La vie secrète ! force redoutable qui règne au plus profond de l’âme pour forger sa destinée, mais que nul n’aperçoit ; car, enfermé dans son drame, chacun méconnaît l’autre. Tous les cœurs sont murés. Les plus proches ne se découvrent pas. Le mystère nous baigne.

— Je ne me repens pas… dit Mlle Peyrolles pour la seconde fois.

— Il y a peut-être dans la conscience une force inconnue qui lui découvre sa route, répliqua M. Taffin songeur.

— A propos, le Pêcheur, ce soir, avait un drôle d’air. Ne croyez-vous pas qu’il vient de faire un mauvais coup ?

— Il était à Revel… peut-être avec les incendiaires !…

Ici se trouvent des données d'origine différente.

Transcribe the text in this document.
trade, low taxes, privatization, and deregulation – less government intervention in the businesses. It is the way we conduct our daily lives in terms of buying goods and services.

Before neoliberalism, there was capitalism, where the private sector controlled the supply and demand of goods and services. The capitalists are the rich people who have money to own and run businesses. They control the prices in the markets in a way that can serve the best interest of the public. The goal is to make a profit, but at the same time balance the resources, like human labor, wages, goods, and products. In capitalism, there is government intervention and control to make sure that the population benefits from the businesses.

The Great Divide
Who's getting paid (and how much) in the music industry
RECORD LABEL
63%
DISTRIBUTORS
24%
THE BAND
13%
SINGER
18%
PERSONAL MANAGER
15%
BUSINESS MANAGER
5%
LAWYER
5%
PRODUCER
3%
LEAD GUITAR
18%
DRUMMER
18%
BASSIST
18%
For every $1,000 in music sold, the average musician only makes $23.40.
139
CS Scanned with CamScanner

— En tous cas, Dieu est juste : ce Servin a récolté ce qu’il mérite !

De plus en plus, l’ombre s’assombrissait. Ayant achevé d’envahir la plaine, elle déferlait sur les coteaux, montait vers Montaigut. On aurait dit qu’elle voulait noyer non seulement ces deux silhouettes falotes accotées à un balustre, mais aussi leurs paroles vaines.

Mlle Peyrolles frissonna sous la fraîcheur humide.

— Quand Marc sera de retour, nous reprendrons le whist… dit-elle encore.

— En attendant, soupira M. Taffin, demain, je dirai la messe pour ce pauvre Lethois…

Et, cette fois, l’ombre ayant terminé sa montée les enveloppa. Ils étaient devenus pareils à des fantômes et cessèrent de s’apercevoir.